Plus qu’une « communauté stable », cette paroisse est un espace dans lequel tous, chacun ou chaque groupe, ont la liberté d’aller et de venir, d’être considérés, reconnus dans leurs recherches, et même de s’engager. Un lieu ouvert dans lequel les personnes peuvent s’accueillir, s’encourager, s’inciter, se critiquer mutuellement dans leur chemin de foi. Un endroit où chacun passe avec ses recherches, ses désirs, ses fermetures, sa foi, à un moment de son itinéraire souvent difficile, où des liens se tissent, mais où les échappées invitent à faire de nouveaux pas. Il n’est pas simple de renoncer à la perspective d’une communauté de vie stable, dans laquelle les différences parviendraient à une synthèse, à une intégration durable, où tous s’engagent pour une même cause. On est confronté à un sentiment de fragilité et d’incertitude à l’égard de l’avenir, à la difficulté de faire face à des changements continus, à la tâche pour ceux qui sont déjà là de s’adapter à ceux qui arrivent et réciproquement, au défi de laisser les places de responsabilité. Dans cette perspective qui sollicite à être toujours « en travaux », une autre façon de s’engager est demandée : non plus d’adhérer à quelque chose de déjà prévu, mais de contribuer à bâtir avec d’autres une réalité aux contours ouverts.
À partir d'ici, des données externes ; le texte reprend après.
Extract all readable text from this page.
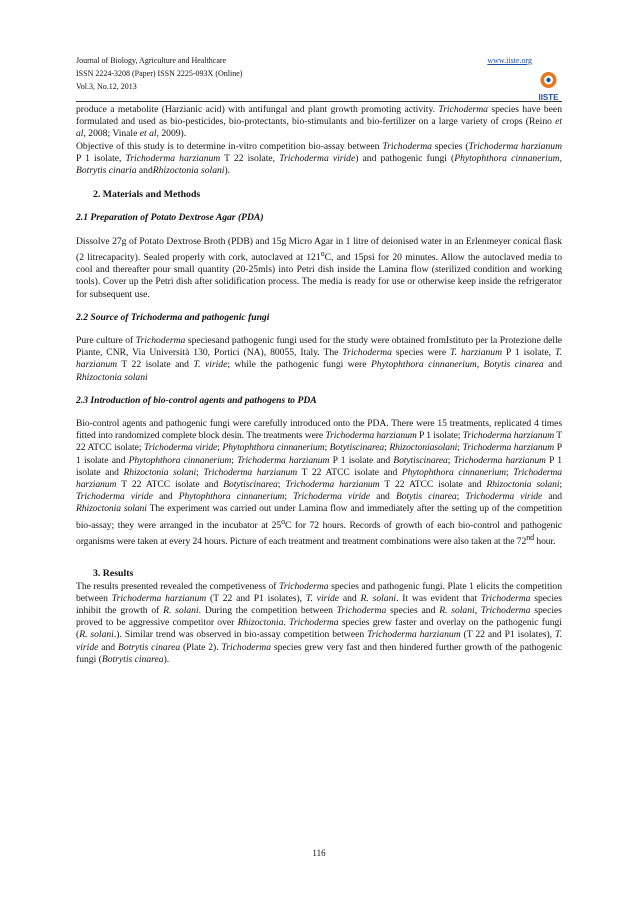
Journal of Biology, Agriculture and Healthcare
ISSN 2224-3208 (Paper) ISSN 2225-093X (Online)
Vol.3, No.12, 2013
www.iiste.org
IISTE

produce a metabolite (Harzianic acid) with antifungal and plant growth promoting activity. Trichoderma species have been formulated and used as bio-pesticides, bio-protectants, bio-stimulants and bio-fertilizer on a large variety of crops (Reino et al, 2008; Vinale et al, 2009).

Objective of this study is to determine in-vitro competition bio-assay between Trichoderma species (Trichoderma harzianum P 1 isolate, Trichoderma harzianum T 22 isolate, Trichoderma viride) and pathogenic fungi (Phytophthora cinnanerium, Botrytis cinaria andRhizoctonia solani).

2. Materials and Methods

2.1 Preparation of Potato Dextrose Agar (PDA)

Dissolve 27g of Potato Dextrose Broth (PDB) and 15g Micro Agar in 1 litre of deionised water in an Erlenmeyer conical flask (2 litrecapacity). Sealed properly with cork, autoclaved at 121$^o$C, and 15psi for 20 minutes. Allow the autoclaved media to cool and thereafter pour small quantity (20-25mls) into Petri dish inside the Lamina flow (sterilized condition and working tools). Cover up the Petri dish after solidification process. The media is ready for use or otherwise keep inside the refrigerator for subsequent use.

2.2 Source of Trichoderma and pathogenic fungi

Pure culture of Trichoderma speciesand pathogenic fungi used for the study were obtained fromIstituto per la Protezione delle Piante, CNR, Via Università 130, Portici (NA), 80055, Italy. The Trichoderma species were T. harzianum P 1 isolate, T. harzianum T 22 isolate and T. viride; while the pathogenic fungi were Phytophthora cinnanerium, Botytis cinarea and Rhizoctonia solani

2.3 Introduction of bio-control agents and pathogens to PDA

Bio-control agents and pathogenic fungi were carefully introduced onto the PDA. There were 15 treatments, replicated 4 times fitted into randomized complete block desin. The treatments were Trichoderma harzianum P 1 isolate; Trichoderma harzianum T 22 ATCC isolate; Trichoderma viride; Phytophthora cinnanerium; Botytiscinarea; Rhizoctoniasolani; Trichoderma harzianum P 1 isolate and Phytophthora cinnanerium; Trichoderma harzianum P 1 isolate and Botytiscinarea; Trichoderma harzianum P 1 isolate and Rhizoctonia solani; Trichoderma harzianum T 22 ATCC isolate and Phytophthora cinnanerium; Trichoderma harzianum T 22 ATCC isolate and Botytiscinarea; Trichoderma harzianum T 22 ATCC isolate and Rhizoctonia solani; Trichoderma viride and Phytophthora cinnanerium; Trichoderma viride and Botytis cinarea; Trichoderma viride and Rhizoctonia solani The experiment was carried out under Lamina flow and immediately after the setting up of the competition bio-assay; they were arranged in the incubator at 25$^o$C for 72 hours. Records of growth of each bio-control and pathogenic organisms were taken at every 24 hours. Picture of each treatment and treatment combinations were also taken at the 72nd hour.

3. Results

The results presented revealed the competiveness of Trichoderma species and pathogenic fungi. Plate 1 elicits the competition between Trichoderma harzianum (T 22 and P1 isolates), T. viride and R. solani. It was evident that Trichoderma species inhibit the growth of R. solani. During the competition between Trichoderma species and R. solani, Trichoderma species proved to be aggressive competitor over Rhizoctonia. Trichoderma species grew faster and overlay on the pathogenic fungi (R. solani.). Similar trend was observed in bio-assay competition between Trichoderma harzianum (T 22 and P1 isolates), T. viride and Botrytis cinarea (Plate 2). Trichoderma species grew very fast and then hindered further growth of the pathogenic fungi (Botrytis cinarea).

116
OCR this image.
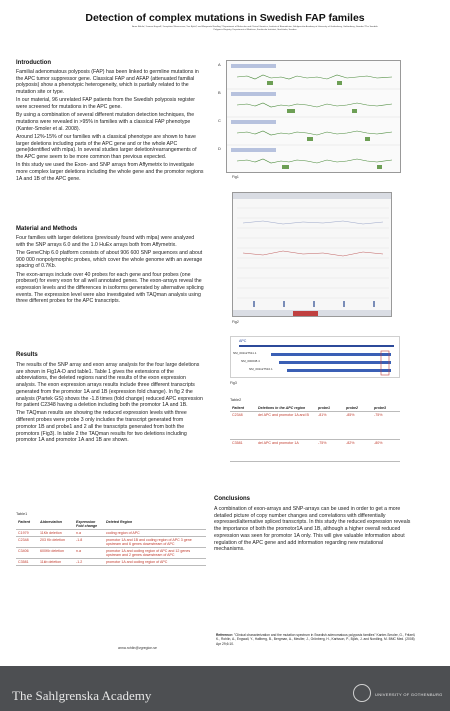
Detection of complex mutations in Swedish FAP familes
Anna Rohlin,¹ Joanna Engvall,¹ Josephine Wernersson,¹ Ian Björk,² and Margareta Nordling¹ ¹Department of Molecular and Clinical Genetics, Institute of Biomedicine, Sahlgrenska Academy at University of Gothenburg, Gothenburg, Sweden ²The Swedish Polyposis Registry, Department of Medicine, Karolinska Institutet, Stockholm, Sweden
Introduction

Familial adenomatous polyposis (FAP) has been linked to germline mutations in the APC tumor suppressor gene. Classical FAP and AFAP (attenuated familial polyposis) show a phenotypic heterogeneity, which is partially related to the mutation site or type.

In our material, 96 unrelated FAP patients from the Swedish polyposis register were screened for mutations in the APC gene.

By using a combination of several different mutation detection techniques, the mutations were revealed in >95% in families with a classical FAP phenotype (Kanter-Smoler et al. 2008).

Around 12%-15% of our families with a classical phenotype are shown to have larger deletions including parts of the APC gene and or the whole APC gene(identified with mlpa). In several studies larger deletion/rearrangements of the APC gene seem to be more common than previous expected.

In this study we used the Exon- and SNP arrays from Affymetrix to investigate more complex larger deletions including the whole gene and the promotor regions 1A and 1B of the APC gene.

Material and Methods

Four families with larger deletions (previously found with mlpa) were analyzed with the SNP arrays 6.0 and the 1.0 HuEx arrays both from Affymetrix.

The GeneChip 6.0 platform consists of about 906 600 SNP sequences and about 900 000 nonpolymorphic probes, which cover the whole genome with an average spacing of 0.7Kb.

The exon-arrays include over 40 probes for each gene and four probes (one probeset) for every exon for all well annotated genes. The exon-arrays reveal the expression levels and the differences in isoforms generated by alternative splicing events. The expression level were also investigated with TAQman analysis using three different probes for the APC transcripts.

Results

The results of the SNP array and exon array analysis for the four large deletions are shown in Fig1A-D and table1. Table 1 gives the extensions of the abbreviations, the deleted regions nand the results of the exon expression analysis. The exon expression arrays results include three different transcripts generated from the promotor 1A and 1B (expression fold change). In fig 2 the analysis (Partek GS) shows the -1.8 times (fold change) reduced APC expression for patient C2348 having a deletion including both the promotor 1A and 1B.

The TAQman results are showing the reduced expression levels with three different probes were probe 3 only includes the transcript generated from promotor 1B and probe1 and 2 all the transcripts generated from both the promotors (Fig3). In table 2 the TAQman results for two deletions including promotor 1A and promotor 1A and 1B are shown.

Table1
Patient	Abbreviation	Expression Fold change	Deleted Region
C1979	11Kb deletion	n.a	coding region of APC
C2348	203 Kb deletion	-1.8	promotor 1A and 1B and coding region of APC 3 gene upstream and 6 genes downstream of APC
C3406	600Kb deletion	n.a	promotor 1A and coding region of APC and 12 genes upstream and 2 genes downstream of APC
C3581	11kb deletion	-1.2	promotor 1A and coding region of APC
A
B
C
D
Fig1
Fig2
APC
NM_001127511.1
NM_000038.4
NM_001127510.1
Fig3
Table2
Patient	Deletions in the APC region	probe1	probe2	probe3
C2348	del APC and promotor 1A and B	-81%	-85%	-75%
C3581	del APC and promotor 1A	-75%	-82%	-80%
Conclusions

A combination of exon-arrays and SNP-arrays can be used in order to get a more detailed picture of copy number changes and correlations with differentially expressed/alternative spliced transcripts. In this study the reduced expression reveals the importance of both the promotor1A and 1B, although a higher overall reduced expression was seen for promotor 1A only. This will give valuable information about regulation of the APC gene and add information regarding new mutational mechanisms.

anna.rohlin@vgregion.se
Reference: "Clinical characterization and the mutation spectrum in Swedish adenomatous polyposis families" Kanter-Smoler, G., Fritzell, K., Rohlin, A., Engwall, Y., Hallberg, B., Bergman, A., Meuller, J., Grönberg, H., Karlsson, P., Björk, J. and Nordling, M. BMC Med. (2008) Apr 29;6:10.
The Sahlgrenska Academy	UNIVERSITY OF GOTHENBURG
Les fruits de cet engagement, de ces rencontres, ne sont pas garantis. Mais à l’expérience on constate que passer par ce carrefour donne l’occasion de réaliser que, malgré toutes les différences, un lien d’humanité était déjà à l’œuvre bien avant le moment de la rencontre. Les différences culturelles ou sociales ne sont pas annulées, mais la façon de regarder et de respecter les autres s’en trouve transformée toujours. La trace demeure de la rencontre, même si l’on suit des trajectoires différentes.

La paroisse-carrefour, qui bâtit des ponts entre mondes différents, peut être un signe dans la ville : elle parle d’un espace à la fois déterminé et ouvert, qui donne la possibilité d’établir des relations et de se reconnaître mutuellement. Elle n’est plus une « institution » prédéfinie, on y sera toujours en mouvement, mais elle favorise aujourd’hui les occasions de rencontre entre des personnes qui autrement ne se croiseraient pas.